For $d\geq1$ let $I^d=[0,1)^d$ denote the $d$-dimensional half-open unit cube and consider a finite sequence $x_1,\ldots,x_N\in{I}^d$. For a subset $J\subset{I}$, let $A(J,N)$ denote the number of elements of this sequence inside $J$, i.e.
$$A(J,N)=\left|\{x_1,\ldots,x_N\}\cap{J}\right|,$$
and let $V(J)$ denote the volume of $J$. The discrepenacy of the sequence $x_1,\ldots,x_N$ is defined as
$$D_N=\sup_{J}{\left|A(J,N)-V(J)\cdot{N}\right|},$$
where the supremum is taken over all half-open subintervals $J=\prod_{j=1}^d{[0,t_j)}$, with $0\leq{t_j}\leq1$. The discrepancy thus compares the actual number of points in a given volume with the expected number of points in that volume, assuming the sequence $x_1,\ldots,x_N$ is uniformly distributed in $I^d$.

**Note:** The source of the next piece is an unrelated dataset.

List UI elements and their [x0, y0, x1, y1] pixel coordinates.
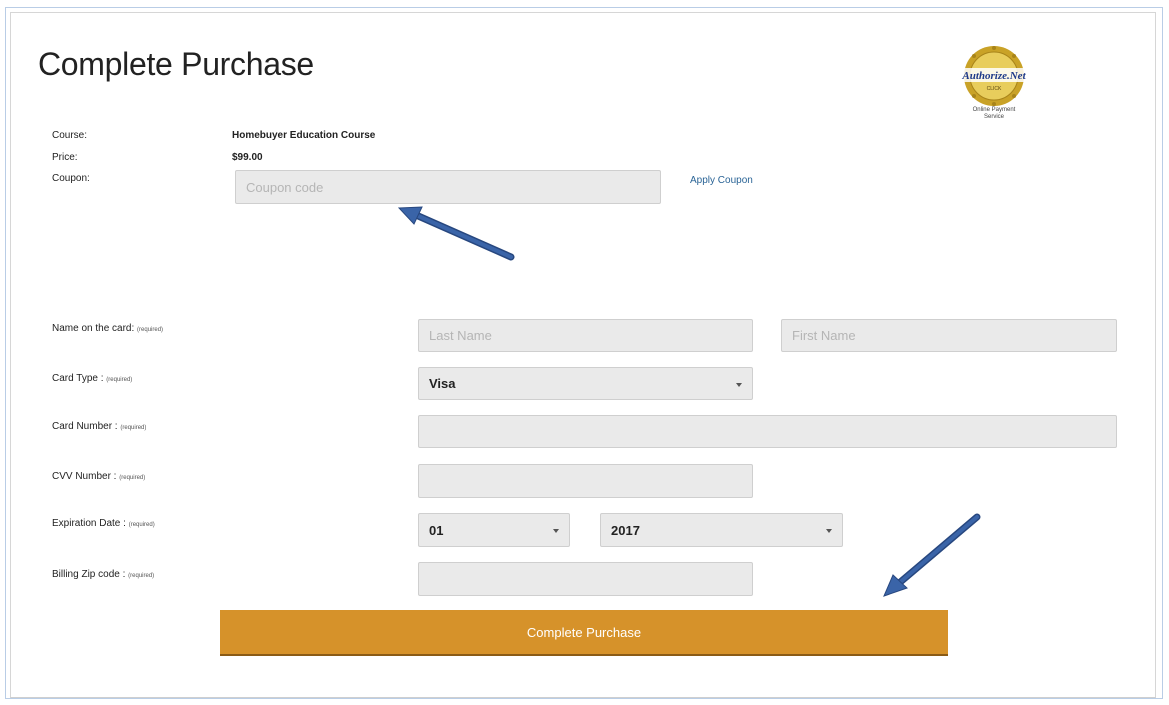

So far, so good. But say I want to calculate the discrepancy of a given sequence. Does anyone know how to? There are an infinite number of half-open subintervals $J$, making this (at least to me) non-trivial. Eventually I want to compare different low-discrepancy sequences in MATLAB, so if anyone knows a heuristic for this I am equally happy and grateful :)

#### Solutions Collecting From Web of "How to calculate discrepancy of a sequence"

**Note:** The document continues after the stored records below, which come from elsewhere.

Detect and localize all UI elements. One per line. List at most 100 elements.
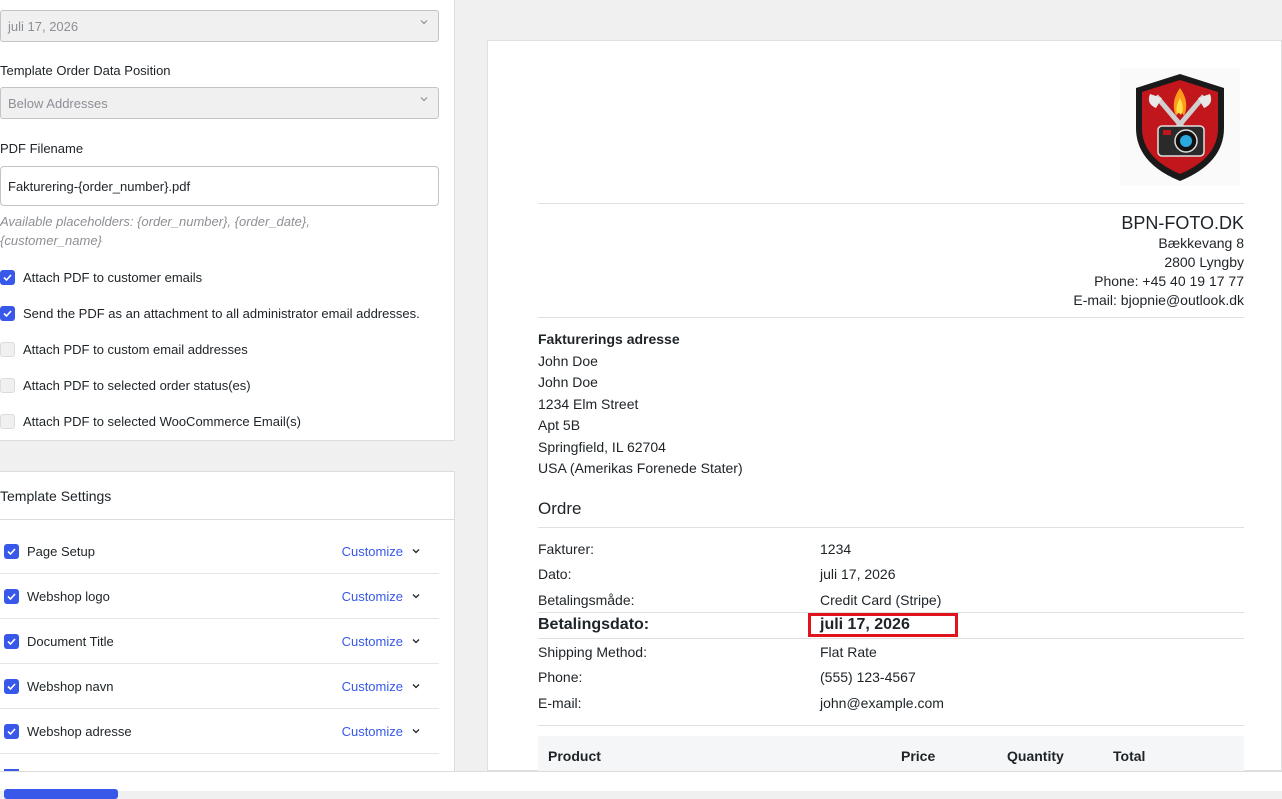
date-select-value: juli 17, 2026: [8, 19, 79, 34]
divider: [538, 725, 1244, 726]
template-settings-card: Template Settings Page Setup Customize W…: [0, 471, 455, 772]
order-row: Fakturer: 1234: [538, 541, 1244, 557]
chevron-down-icon[interactable]: [411, 636, 421, 646]
billing-line: John Doe: [538, 352, 598, 369]
column-header-product: Product: [548, 748, 601, 764]
template-item-webshop-navn[interactable]: Webshop navn Customize: [0, 664, 439, 709]
template-settings-title: Template Settings: [0, 488, 112, 504]
shop-email: E-mail: bjopnie@outlook.dk: [1073, 292, 1244, 308]
checkbox-label: Attach PDF to selected WooCommerce Email…: [23, 414, 301, 429]
bottom-action-bar: [0, 771, 1282, 799]
pdf-filename-label: PDF Filename: [0, 141, 84, 156]
checkbox-label: Send the PDF as an attachment to all adm…: [23, 306, 420, 321]
highlight-box: [808, 613, 958, 637]
order-row: Shipping Method: Flat Rate: [538, 644, 1244, 660]
divider: [538, 527, 1244, 528]
billing-line: 1234 Elm Street: [538, 395, 639, 412]
attach-admin-emails-checkbox[interactable]: Send the PDF as an attachment to all adm…: [0, 306, 420, 321]
divider: [538, 317, 1244, 318]
billing-line: Springfield, IL 62704: [538, 438, 666, 455]
checkbox-label: Attach PDF to selected order status(es): [23, 378, 251, 393]
column-header-quantity: Quantity: [1007, 748, 1064, 764]
attach-customer-emails-checkbox[interactable]: Attach PDF to customer emails: [0, 270, 202, 285]
order-row-value: (555) 123-4567: [820, 669, 916, 685]
date-select[interactable]: juli 17, 2026: [0, 10, 439, 42]
template-item-webshop-logo[interactable]: Webshop logo Customize: [0, 574, 439, 619]
checkbox-label: Attach PDF to customer emails: [23, 270, 203, 285]
order-data-position-select[interactable]: Below Addresses: [0, 87, 439, 119]
order-row-key: Betalingsdato:: [538, 616, 650, 633]
customize-link[interactable]: Customize: [342, 589, 403, 604]
chevron-down-icon: [420, 97, 428, 102]
order-row-value: john@example.com: [820, 695, 944, 711]
products-table-header: Product Price Quantity Total: [538, 736, 1244, 771]
shop-name: BPN-FOTO.DK: [1121, 213, 1244, 233]
attach-woocommerce-emails-checkbox[interactable]: Attach PDF to selected WooCommerce Email…: [0, 414, 301, 429]
customize-link[interactable]: Customize: [342, 634, 403, 649]
shop-phone: Phone: +45 40 19 17 77: [1094, 273, 1244, 289]
shop-city: 2800 Lyngby: [1164, 254, 1244, 270]
template-item-page-setup[interactable]: Page Setup Customize: [0, 529, 439, 574]
shop-address-block: BPN-FOTO.DK Bækkevang 8 2800 Lyngby Phon…: [1073, 212, 1244, 310]
order-row-value: juli 17, 2026: [820, 566, 896, 582]
order-row-value: 1234: [820, 541, 852, 557]
billing-line: Apt 5B: [538, 417, 581, 433]
attach-order-status-checkbox[interactable]: Attach PDF to selected order status(es): [0, 378, 251, 393]
billing-address-block: Fakturerings adresse John Doe John Doe 1…: [538, 329, 743, 480]
divider: [538, 638, 1244, 639]
checkbox-checked-icon[interactable]: [4, 723, 19, 739]
pdf-filename-input[interactable]: Fakturering-{order_number}.pdf: [0, 166, 439, 206]
shop-street: Bækkevang 8: [1158, 235, 1244, 251]
template-item-label: Webshop navn: [27, 678, 114, 694]
order-data-position-label: Template Order Data Position: [0, 63, 171, 78]
chevron-down-icon[interactable]: [411, 726, 421, 736]
order-row-value: Flat Rate: [820, 644, 877, 660]
shield-camera-logo-icon: [1136, 74, 1224, 181]
general-settings-card: juli 17, 2026 Template Order Data Positi…: [0, 0, 455, 441]
order-row-key: Shipping Method:: [538, 644, 647, 660]
template-item-label: Document Title: [27, 633, 114, 649]
checkbox-unchecked-icon[interactable]: [0, 378, 15, 393]
template-item-webshop-adresse[interactable]: Webshop adresse Customize: [0, 709, 439, 754]
template-item-document-title[interactable]: Document Title Customize: [0, 619, 439, 664]
customize-link[interactable]: Customize: [342, 544, 403, 559]
divider: [0, 519, 455, 520]
checkbox-checked-icon[interactable]: [0, 270, 15, 285]
chevron-down-icon: [420, 20, 428, 25]
order-row: Betalingsmåde: Credit Card (Stripe): [538, 592, 1244, 608]
customize-link[interactable]: Customize: [342, 679, 403, 694]
chevron-down-icon[interactable]: [411, 546, 421, 556]
checkbox-unchecked-icon[interactable]: [0, 414, 15, 429]
checkbox-checked-icon[interactable]: [4, 633, 19, 649]
placeholders-hint: Available placeholders: {order_number}, …: [0, 214, 310, 248]
settings-panel: juli 17, 2026 Template Order Data Positi…: [0, 0, 455, 791]
order-row-value: Credit Card (Stripe): [820, 592, 942, 608]
billing-line: John Doe: [538, 374, 598, 390]
divider: [538, 203, 1244, 204]
billing-title: Fakturerings adresse: [538, 331, 680, 347]
checkbox-checked-icon[interactable]: [0, 306, 15, 321]
checkbox-checked-icon[interactable]: [4, 543, 19, 559]
column-header-price: Price: [901, 748, 936, 764]
checkbox-label: Attach PDF to custom email addresses: [23, 342, 248, 357]
template-item-label: Page Setup: [27, 543, 95, 559]
checkbox-checked-icon[interactable]: [4, 678, 19, 694]
order-row-key: Phone:: [538, 669, 583, 685]
order-row: Phone: (555) 123-4567: [538, 669, 1244, 685]
chevron-down-icon[interactable]: [411, 591, 421, 601]
template-item-label: Webshop logo: [27, 588, 110, 604]
order-data-position-value: Below Addresses: [8, 96, 108, 111]
order-section-title: Ordre: [538, 499, 582, 518]
billing-line: USA (Amerikas Forenede Stater): [538, 460, 743, 476]
order-row: Dato: juli 17, 2026: [538, 566, 1244, 582]
order-row: E-mail: john@example.com: [538, 695, 1244, 711]
checkbox-unchecked-icon[interactable]: [0, 342, 15, 357]
order-row-key: Betalingsmåde:: [538, 592, 635, 608]
attach-custom-emails-checkbox[interactable]: Attach PDF to custom email addresses: [0, 342, 248, 357]
customize-link[interactable]: Customize: [342, 724, 403, 739]
chevron-down-icon[interactable]: [411, 681, 421, 691]
order-row-key: Dato:: [538, 566, 572, 582]
template-item-label: Webshop adresse: [27, 723, 132, 739]
checkbox-checked-icon[interactable]: [4, 588, 19, 604]
order-row-key: E-mail:: [538, 695, 582, 711]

To compute discrepancy, we want to consider two types of sets $J$: ones that contain an unusually low number of points for their volume, and ones that contain an unusually high number of points for their volume.

For sets of the first type, if we can increase their volume without adding any additional points, we might as well do this. If $J = \prod_{j=1}^d [0,t_j)$, then we can increase each $t_j$ without any price to pay, until either $t_j = (x_i)_j$ for some $x_i \in \{x_1, \dots, x_N\}$, or else $t_j = 1$. So we might as well assume $J$ is already of this form: something like

There are $(N+1)^d$ sets to check like this: we just check all possibilities where $t_j \in \{(x_1)_j, \dots, (x_N)_j, 1\}$, for each $j$. (Note that this also wastes some checks: sometimes, we set $t_j = (x_i)_j$ even though $x_i$ is not on the boundary of $j$, because some other coordinate is too large.)

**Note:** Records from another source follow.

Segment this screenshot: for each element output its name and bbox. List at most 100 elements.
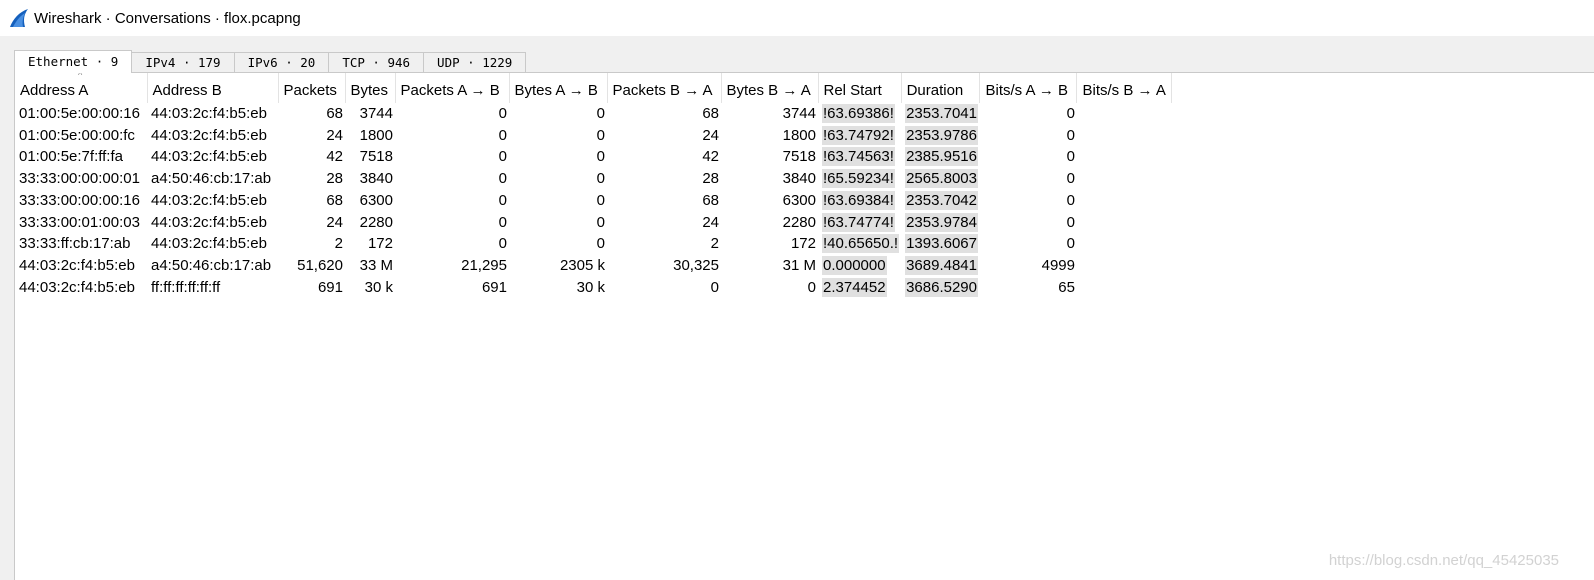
table-cell: 33:33:ff:cb:17:ab xyxy=(19,235,131,253)
table-cell: 0 xyxy=(596,213,605,231)
column-header-bytes-b-a[interactable]: Bytes B → A xyxy=(721,73,819,103)
column-header-packets-a-b[interactable]: Packets A → B xyxy=(395,73,510,103)
column-header-bytes-a-b[interactable]: Bytes A → B xyxy=(509,73,608,103)
column-header-bytes[interactable]: Bytes xyxy=(345,73,396,103)
table-cell: 3840 xyxy=(782,170,816,188)
table-cell: 44:03:2c:f4:b5:eb xyxy=(151,213,267,231)
table-cell: 0 xyxy=(710,278,719,296)
table-cell: 1800 xyxy=(782,126,816,144)
table-row[interactable]: 44:03:2c:f4:b5:eb a4:50:46:cb:17:ab 51,620… xyxy=(15,255,1172,277)
table-row[interactable]: 01:00:5e:7f:ff:fa 44:03:2c:f4:b5:eb 42 7518… xyxy=(15,146,1172,168)
column-header-packets-b-a[interactable]: Packets B → A xyxy=(607,73,722,103)
column-header-packets[interactable]: Packets xyxy=(278,73,346,103)
table-cell: 28 xyxy=(702,170,719,188)
table-row[interactable]: 33:33:00:00:00:01 a4:50:46:cb:17:ab 28 3840… xyxy=(15,168,1172,190)
table-cell: 2.374452 xyxy=(818,277,901,299)
cell-value: !63.69386! xyxy=(822,104,895,123)
table-cell: 1800 xyxy=(359,126,393,144)
table-cell: 21,295 xyxy=(461,256,507,274)
table-cell: 51,620 xyxy=(297,256,343,274)
cell-value: !63.74774! xyxy=(822,212,895,232)
table-cell: 1393.6067 xyxy=(901,233,980,255)
table-cell xyxy=(1077,103,1172,125)
cell-value: 2385.9516 xyxy=(905,147,978,167)
table-cell xyxy=(1077,233,1172,255)
table-cell: 01:00:5e:00:00:16 xyxy=(19,105,140,122)
table-cell: 33:33:00:00:00:16 xyxy=(19,191,140,209)
table-row[interactable]: 33:33:00:00:00:16 44:03:2c:f4:b5:eb 68 6300… xyxy=(15,190,1172,212)
tab-ethernet[interactable]: Ethernet · 9 xyxy=(14,50,133,73)
column-header-bits-b-a[interactable]: Bits/s B → A xyxy=(1076,73,1173,103)
cell-value: 2353.7042 xyxy=(905,190,978,210)
table-row[interactable]: 33:33:ff:cb:17:ab 44:03:2c:f4:b5:eb 2 172 0 0… xyxy=(15,233,1172,255)
cell-value: 2353.9784 xyxy=(905,212,978,232)
tab-tcp[interactable]: TCP · 946 xyxy=(328,52,425,73)
table-cell: 42 xyxy=(702,148,719,166)
table-cell: 0 xyxy=(1066,126,1075,144)
table-cell: 2353.7041 xyxy=(901,103,980,125)
table-cell: 0 xyxy=(596,126,605,144)
table-cell: 2353.7042 xyxy=(901,190,980,212)
table-cell: 0 xyxy=(596,148,605,166)
cell-value: !40.65650.! xyxy=(822,234,900,254)
table-cell: 3744 xyxy=(359,105,393,122)
cell-value: 2.374452 xyxy=(822,277,887,297)
table-cell: 44:03:2c:f4:b5:eb xyxy=(151,126,267,144)
table-cell: !40.65650.! xyxy=(818,233,901,255)
column-header-address-b[interactable]: Address B xyxy=(147,73,279,103)
column-header-bits-a-b[interactable]: Bits/s A → B xyxy=(979,73,1078,103)
tab-udp[interactable]: UDP · 1229 xyxy=(423,52,527,73)
table-cell: 0 xyxy=(498,235,507,253)
column-header-address-a[interactable]: ^ Address A xyxy=(15,73,148,103)
table-cell: !63.69384! xyxy=(818,190,901,212)
table-cell: 0 xyxy=(1066,213,1075,231)
table-cell: 30 k xyxy=(364,278,393,296)
table-row[interactable]: 01:00:5e:00:00:fc 44:03:2c:f4:b5:eb 24 1800… xyxy=(15,125,1172,147)
column-header-rel-start[interactable]: Rel Start xyxy=(818,73,902,103)
table-cell: 01:00:5e:00:00:fc xyxy=(19,126,135,144)
table-cell: 0 xyxy=(807,278,816,296)
table-cell: 44:03:2c:f4:b5:eb xyxy=(151,235,267,253)
cell-value: 3686.5290 xyxy=(905,277,978,297)
table-cell: 2280 xyxy=(359,213,393,231)
table-cell xyxy=(1077,255,1172,277)
tab-ipv6[interactable]: IPv6 · 20 xyxy=(233,52,330,73)
tab-ipv4[interactable]: IPv4 · 179 xyxy=(131,52,235,73)
table-cell: 44:03:2c:f4:b5:eb xyxy=(19,278,135,296)
table-cell xyxy=(1077,168,1172,190)
title-bar: Wireshark · Conversations · flox.pcapng xyxy=(0,0,1594,36)
table-cell: 691 xyxy=(317,278,343,296)
table-cell: 68 xyxy=(326,191,343,209)
table-cell: 0 xyxy=(498,170,507,188)
table-cell: 44:03:2c:f4:b5:eb xyxy=(19,256,135,274)
conversations-table-panel: ^ Address A Address B Packets Bytes Packe… xyxy=(14,72,1594,580)
table-cell: 6300 xyxy=(359,191,393,209)
column-header-label: Address A xyxy=(20,81,89,99)
wireshark-fin-icon xyxy=(9,8,29,28)
table-cell: 44:03:2c:f4:b5:eb xyxy=(151,105,267,122)
table-cell: 0 xyxy=(498,213,507,231)
conversations-table: ^ Address A Address B Packets Bytes Packe… xyxy=(15,73,1173,299)
table-cell: 0.000000 xyxy=(818,255,901,277)
table-cell: 33:33:00:00:00:01 xyxy=(19,170,140,188)
table-cell: 0 xyxy=(498,148,507,166)
table-row[interactable]: 44:03:2c:f4:b5:eb ff:ff:ff:ff:ff:ff 691 30 … xyxy=(15,277,1172,299)
table-cell: 24 xyxy=(326,213,343,231)
table-cell: 24 xyxy=(326,126,343,144)
column-header-duration[interactable]: Duration xyxy=(901,73,981,103)
cell-value: 1393.6067 xyxy=(905,234,978,254)
table-row[interactable]: 01:00:5e:00:00:16 44:03:2c:f4:b5:eb 68 3744… xyxy=(15,103,1172,125)
table-cell: 0 xyxy=(596,170,605,188)
table-cell xyxy=(1077,212,1172,234)
table-cell: 0 xyxy=(498,105,507,122)
table-cell xyxy=(1077,125,1172,147)
table-cell: 0 xyxy=(498,191,507,209)
table-cell: 33:33:00:01:00:03 xyxy=(19,213,140,231)
table-cell: 691 xyxy=(481,278,507,296)
watermark: https://blog.csdn.net/qq_45425035 xyxy=(1328,552,1559,569)
table-row[interactable]: 33:33:00:01:00:03 44:03:2c:f4:b5:eb 24 2280… xyxy=(15,212,1172,234)
cell-value: 2353.9786 xyxy=(905,125,978,145)
table-cell: 0 xyxy=(1066,191,1075,209)
table-cell: 0 xyxy=(1066,105,1075,122)
table-cell xyxy=(1077,190,1172,212)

A similar thing happens for sets of the second type, except for weird interaction between their half-openness and the supremum. If $J =\prod_{j=1}^d [0,t_j)$, we want $t_j$ to be just a tiny bit greater than $(x_i)_j$ for some $x_i \in J$, so that $J$ includes $x_i$ without wasting too much volume.

Equivalently, we can just check sets of the form $J = \prod_{j=1}^d [0,t_j]$: closed subintervals. These are not elements of the set we’re taking the supremum over, but they’re limit points: each such set has discrepancy approximated by the discrepancies of $J_\epsilon = \prod_{j=1}^d [0,t_j+\epsilon)$, as $\epsilon \to 0$. Such sets $J$ look like:

Anyway, as before, there’s only a finite number of cases to check here: we iterate over all $N^d$ possibilities where $t_j \in \{(x_1)_j, \dots, (x_N)_j\}$. These are almost exactly the same possibilities we considered in the first case, except now we include the points on the boundary when computing discrepancy.